Bonjour Léa Combette, vous êtes spécialisée en sciences cognitives, et préparez une thèse sur les « mindset » ou représentations de l’intelligence. De quoi s’agit-il ?

Nous avons tous des intuitions sur comment fonctionne notre cerveau et notre cognition. Concernant l’intelligence, on oppose généralement deux croyances :

Certaines personnes ont ce que l’on appelle une représentation fixe de l’intelligence. Pour elles, l’intelligence est une caractéristique intrinsèque des personnes. Il y aurait donc des personnes intelligentes et d’autres qui le sont moins.

D’autres personnes, au contraire, ont ce que l’on appelle une représentation malléable de l’intelligence. Pour elles, l’intelligence est quelque chose qui se développe avec les efforts. Il ne s’agit donc pas d’une caractéristique fixe mais de quelque chose sur lequel on peut agir.

 

Pourquoi est-ce important pour la réussite scolaire des collégiens ?  
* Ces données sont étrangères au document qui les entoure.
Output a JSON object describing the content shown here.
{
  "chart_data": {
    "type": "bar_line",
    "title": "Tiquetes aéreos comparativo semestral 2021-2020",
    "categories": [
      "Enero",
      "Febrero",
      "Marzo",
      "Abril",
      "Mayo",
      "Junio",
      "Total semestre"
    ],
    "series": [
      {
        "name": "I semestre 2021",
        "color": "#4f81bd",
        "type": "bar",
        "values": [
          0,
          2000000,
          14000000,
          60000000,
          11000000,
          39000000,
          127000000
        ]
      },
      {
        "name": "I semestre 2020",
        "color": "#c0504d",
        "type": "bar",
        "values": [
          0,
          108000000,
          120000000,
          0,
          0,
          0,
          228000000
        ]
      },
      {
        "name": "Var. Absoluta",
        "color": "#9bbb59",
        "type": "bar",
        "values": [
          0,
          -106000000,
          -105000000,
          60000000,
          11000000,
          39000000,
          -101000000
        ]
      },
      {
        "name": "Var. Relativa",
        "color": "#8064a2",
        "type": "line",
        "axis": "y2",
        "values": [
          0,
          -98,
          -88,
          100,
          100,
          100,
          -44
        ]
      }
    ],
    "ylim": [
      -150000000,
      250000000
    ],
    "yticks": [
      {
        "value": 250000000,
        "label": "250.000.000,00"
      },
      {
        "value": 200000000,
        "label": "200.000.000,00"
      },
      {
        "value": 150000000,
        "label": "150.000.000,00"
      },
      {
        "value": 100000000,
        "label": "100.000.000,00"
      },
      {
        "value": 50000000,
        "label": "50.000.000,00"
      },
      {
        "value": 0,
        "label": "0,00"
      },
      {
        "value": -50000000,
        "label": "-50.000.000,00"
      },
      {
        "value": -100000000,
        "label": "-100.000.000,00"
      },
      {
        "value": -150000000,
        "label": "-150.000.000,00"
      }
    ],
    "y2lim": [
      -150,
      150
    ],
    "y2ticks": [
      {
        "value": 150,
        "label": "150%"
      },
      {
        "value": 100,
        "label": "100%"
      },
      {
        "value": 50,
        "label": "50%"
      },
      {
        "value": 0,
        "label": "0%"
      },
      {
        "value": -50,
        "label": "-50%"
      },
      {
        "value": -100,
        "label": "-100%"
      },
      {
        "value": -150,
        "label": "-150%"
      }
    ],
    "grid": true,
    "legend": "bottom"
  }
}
Ces représentations de l’intelligence ont été découvertes dans les années 80 par une chercheuse américaine, Carol Dweck, qui se demandait pourquoi deux élèves de niveau scolaire comparable peuvent réagir de manière totalement opposée à une situation d’échec. Elle s’est alors rendue compte que certains élèves se représentent l’intelligence comme fixe. Ils considèrent donc les erreurs comme un manque d’intelligence de leur part et évitent les situations de défi pour ne pas se retrouver en échec à nouveau. Alors qu’au contraire, d’autres élèves qui ont une représentation malléable de l’intelligence voient plus les erreurs comme un indice de là où ils peuvent s’améliorer. Ils acceptent la difficulté et les erreurs comme faisant partie du processus d’apprentissage.

Depuis, de nombreux travaux de recherche se sont intéressés à l’impact de ces représentations mentales de l’intelligence. Notamment, il a été montré qu’une représentation malléable de l’intelligence est plus favorable au bien être et aux résultats scolaires des élèves.

 

Peut-on changer ces représentations mentales ?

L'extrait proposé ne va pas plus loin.